What is the state-of-the-art method to calculate intravascular perfusion parameters in contrast-enhanced CT?
I want to create perfusion metric maps of the pulmonary vascular tree, but, in literature, it isn‘t clear to me which is the „state-of-the-art“ method for this. My target metrics are blood flow, blood volume and mean transit time.
I understand that, in the field of blood kinetics, the choice falls between two types of methods:
- Deconvolution-based methods - a one-compartment model is assumed with an input and an output flow. The compartment represents a region in space enclosing perfused tissue and its respective capillary vasculature. The input represents blood being supplied by an artery, and the output, blood being drained to a vein. In practice, the compartment is an ROI of voxels in organ tissue, the input an ROI in a major artery, and the output an ROI in a major vein. Through Fick‘s principle it was derived that the mentioned metrics can be calculated from the impulse response, which is obtained by the deconvolution of the concentration curve (average pixel time-intensity in ROI) of the arterial ROI (arterial input function) and the tissue‘s ROI.

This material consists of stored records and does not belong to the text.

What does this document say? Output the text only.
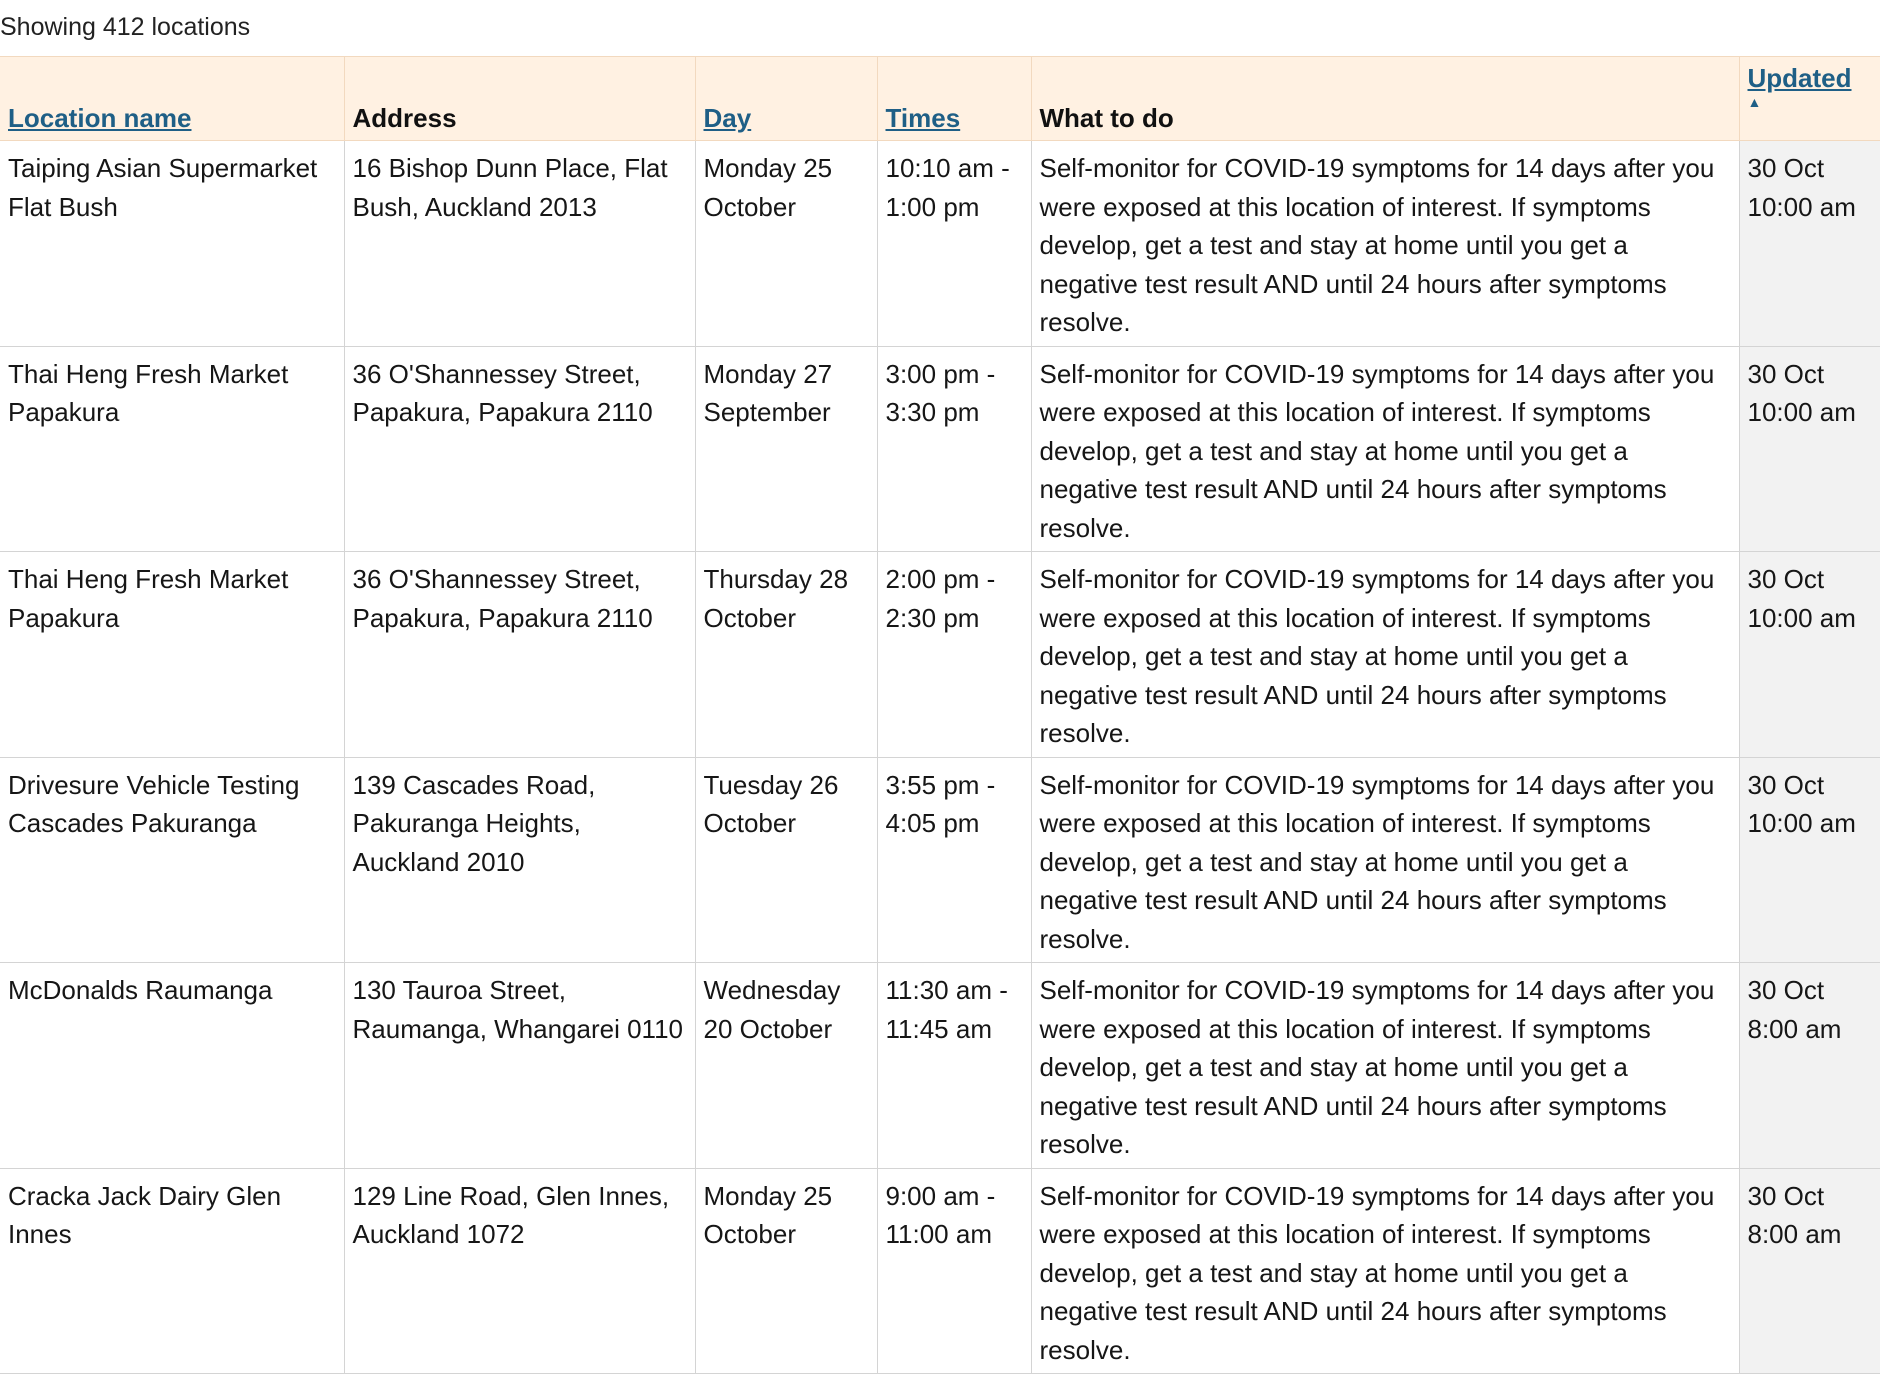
Showing 412 locations
Location name	Address	Day	Times	What to do	Updated
▲

Taiping Asian Supermarket Flat Bush	16 Bishop Dunn Place, Flat Bush, Auckland 2013	Monday 25 October	10:10 am - 1:00 pm	Self-monitor for COVID-19 symptoms for 14 days after you were exposed at this location of interest. If symptoms develop, get a test and stay at home until you get a negative test result AND until 24 hours after symptoms resolve.	30 Oct 10:00 am
Thai Heng Fresh Market Papakura	36 O'Shannessey Street, Papakura, Papakura 2110	Monday 27 September	3:00 pm - 3:30 pm	Self-monitor for COVID-19 symptoms for 14 days after you were exposed at this location of interest. If symptoms develop, get a test and stay at home until you get a negative test result AND until 24 hours after symptoms resolve.	30 Oct 10:00 am
Thai Heng Fresh Market Papakura	36 O'Shannessey Street, Papakura, Papakura 2110	Thursday 28 October	2:00 pm - 2:30 pm	Self-monitor for COVID-19 symptoms for 14 days after you were exposed at this location of interest. If symptoms develop, get a test and stay at home until you get a negative test result AND until 24 hours after symptoms resolve.	30 Oct 10:00 am
Drivesure Vehicle Testing Cascades Pakuranga	139 Cascades Road, Pakuranga Heights, Auckland 2010	Tuesday 26 October	3:55 pm - 4:05 pm	Self-monitor for COVID-19 symptoms for 14 days after you were exposed at this location of interest. If symptoms develop, get a test and stay at home until you get a negative test result AND until 24 hours after symptoms resolve.	30 Oct 10:00 am
McDonalds Raumanga	130 Tauroa Street, Raumanga, Whangarei 0110	Wednesday 20 October	11:30 am - 11:45 am	Self-monitor for COVID-19 symptoms for 14 days after you were exposed at this location of interest. If symptoms develop, get a test and stay at home until you get a negative test result AND until 24 hours after symptoms resolve.	30 Oct 8:00 am
Cracka Jack Dairy Glen Innes	129 Line Road, Glen Innes, Auckland 1072	Monday 25 October	9:00 am - 11:00 am	Self-monitor for COVID-19 symptoms for 14 days after you were exposed at this location of interest. If symptoms develop, get a test and stay at home until you get a negative test result AND until 24 hours after symptoms resolve.	30 Oct 8:00 am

- Non-deconvolution-based methods - metrics get calculated directly from the concentration curves, as derived by the conservation of mass principle applied to a bolus passing through an ROI of interest. Here, there is a bolus being supplied into and drained out of an interest volume. As above, the supply is an artery and the drain is a vein. Blood flow then gets calculated by the maximum slope method, and blood volume gets calculated by the ratio of the areas under curve of the arterial and venous concentration curves.

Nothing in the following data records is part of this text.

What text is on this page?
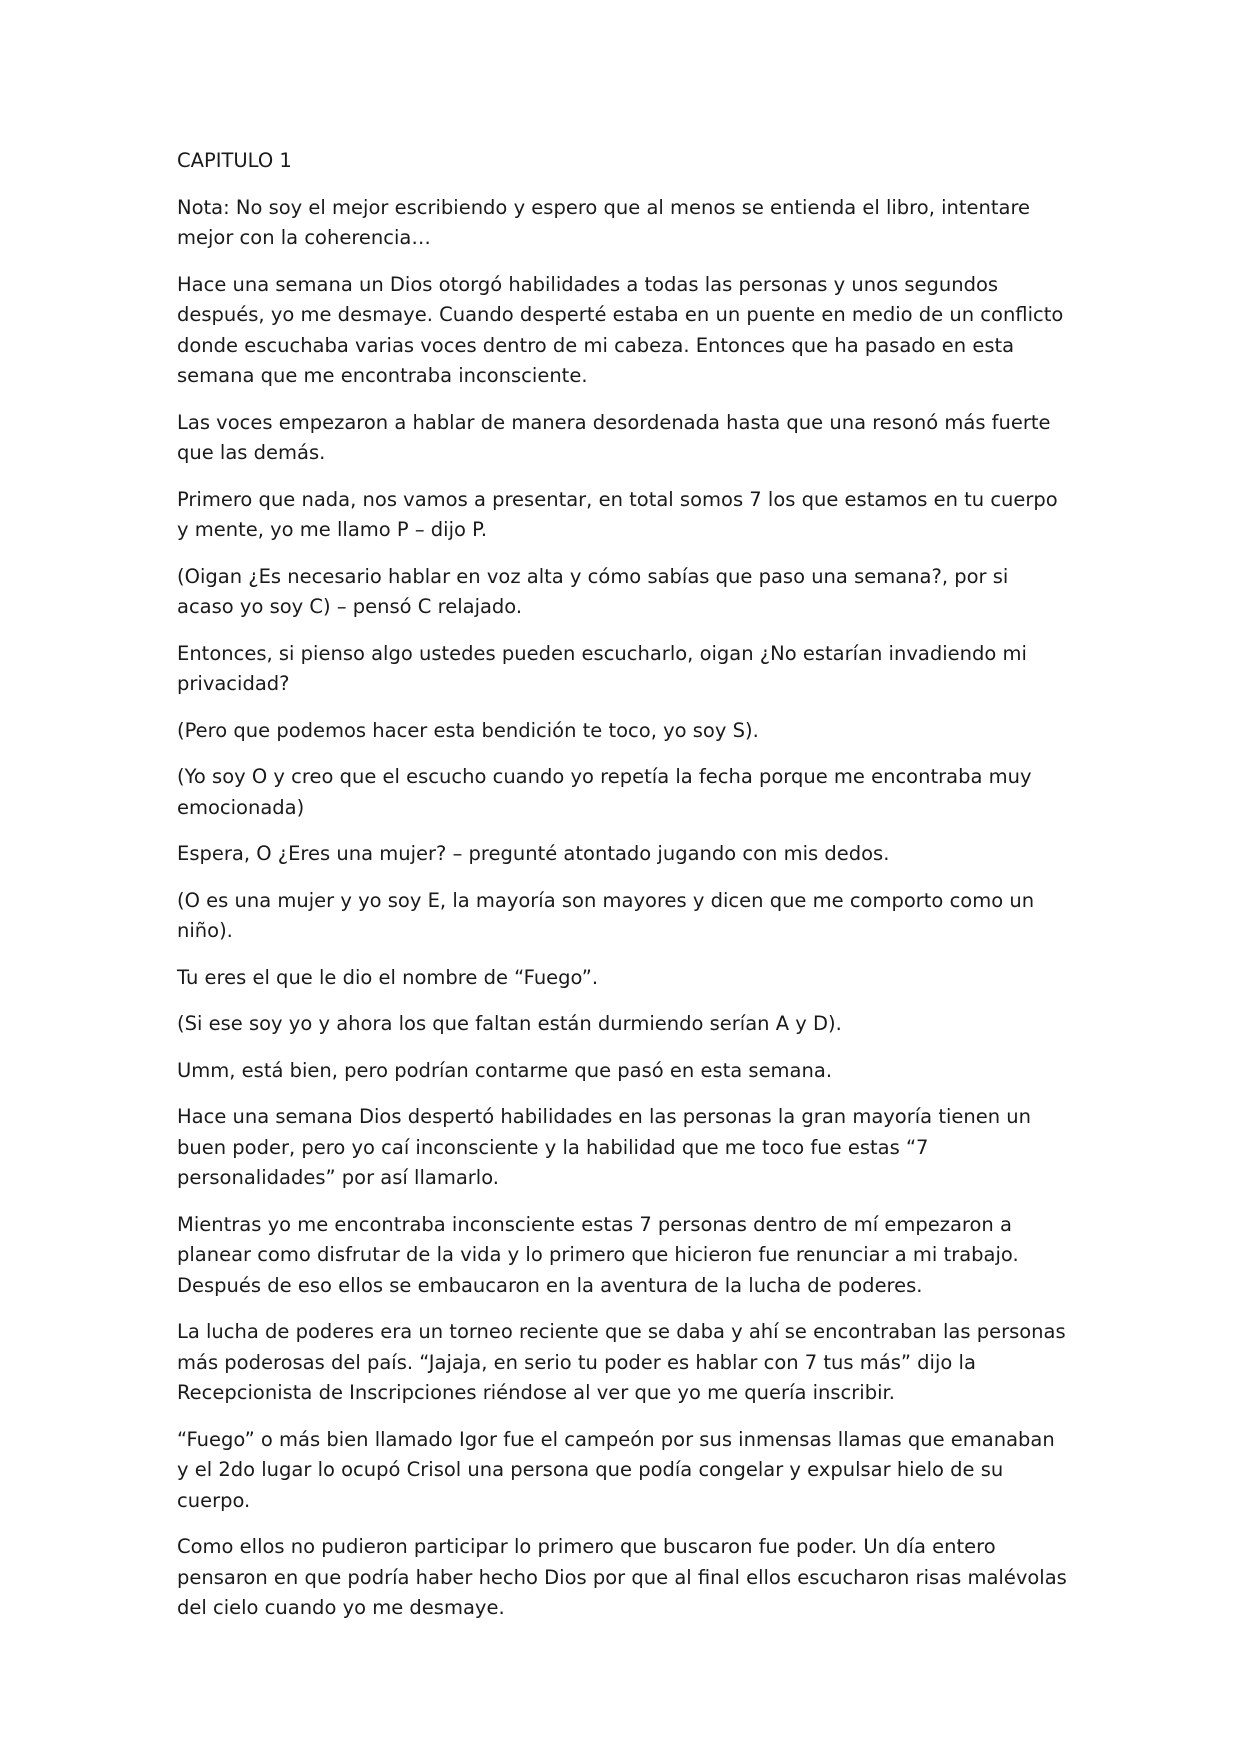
CAPITULO 1

Nota: No soy el mejor escribiendo y espero que al menos se entienda el libro, intentare mejor con la coherencia…

Hace una semana un Dios otorgó habilidades a todas las personas y unos segundos después, yo me desmaye. Cuando desperté estaba en un puente en medio de un conflicto donde escuchaba varias voces dentro de mi cabeza. Entonces que ha pasado en esta semana que me encontraba inconsciente.

Las voces empezaron a hablar de manera desordenada hasta que una resonó más fuerte que las demás.

Primero que nada, nos vamos a presentar, en total somos 7 los que estamos en tu cuerpo y mente, yo me llamo P – dijo P.

(Oigan ¿Es necesario hablar en voz alta y cómo sabías que paso una semana?, por si acaso yo soy C) – pensó C relajado.

Entonces, si pienso algo ustedes pueden escucharlo, oigan ¿No estarían invadiendo mi privacidad?

(Pero que podemos hacer esta bendición te toco, yo soy S).

(Yo soy O y creo que el escucho cuando yo repetía la fecha porque me encontraba muy emocionada)

Espera, O ¿Eres una mujer? – pregunté atontado jugando con mis dedos.

(O es una mujer y yo soy E, la mayoría son mayores y dicen que me comporto como un niño).

Tu eres el que le dio el nombre de “Fuego”.

(Si ese soy yo y ahora los que faltan están durmiendo serían A y D).

Umm, está bien, pero podrían contarme que pasó en esta semana.

Hace una semana Dios despertó habilidades en las personas la gran mayoría tienen un buen poder, pero yo caí inconsciente y la habilidad que me toco fue estas “7 personalidades” por así llamarlo.

Mientras yo me encontraba inconsciente estas 7 personas dentro de mí empezaron a planear como disfrutar de la vida y lo primero que hicieron fue renunciar a mi trabajo. Después de eso ellos se embaucaron en la aventura de la lucha de poderes.

La lucha de poderes era un torneo reciente que se daba y ahí se encontraban las personas más poderosas del país. “Jajaja, en serio tu poder es hablar con 7 tus más” dijo la Recepcionista de Inscripciones riéndose al ver que yo me quería inscribir.

“Fuego” o más bien llamado Igor fue el campeón por sus inmensas llamas que emanaban y el 2do lugar lo ocupó Crisol una persona que podía congelar y expulsar hielo de su cuerpo.

Como ellos no pudieron participar lo primero que buscaron fue poder. Un día entero pensaron en que podría haber hecho Dios por que al final ellos escucharon risas malévolas del cielo cuando yo me desmaye.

Repeating both methods for a number of ROIs yields metric maps. However, they always assume an arterial and venous input and output, as well as a compartment where the blood gets „deposited and withdrawn“.

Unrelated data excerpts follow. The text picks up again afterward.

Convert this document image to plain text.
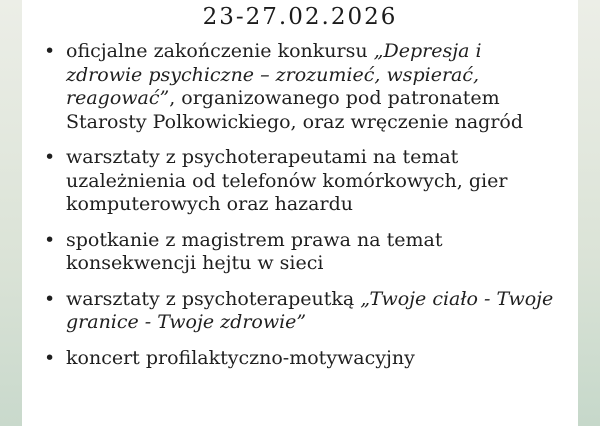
23-27.02.2026
• oficjalne zakończenie konkursu „Depresja i zdrowie psychiczne – zrozumieć, wspierać, reagować”, organizowanego pod patronatem Starosty Polkowickiego, oraz wręczenie nagród
• warsztaty z psychoterapeutami na temat uzależnienia od telefonów komórkowych, gier komputerowych oraz hazardu
• spotkanie z magistrem prawa na temat konsekwencji hejtu w sieci
• warsztaty z psychoterapeutką „Twoje ciało - Twoje granice - Twoje zdrowie”
• koncert profilaktyczno-motywacyjny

Is it reasonable at all to use the same rationale for vessels? More precisely, the curve concentration of an initial segment of the vessel would serve as input, a second segment as compartment, and a third segment as output. And repeating this procedure would eventually lead to mapping the entire vessel tree. I haven‘t seen this applied in literature - am I missing some important assumption that‘s unreasonable in the intravascular case?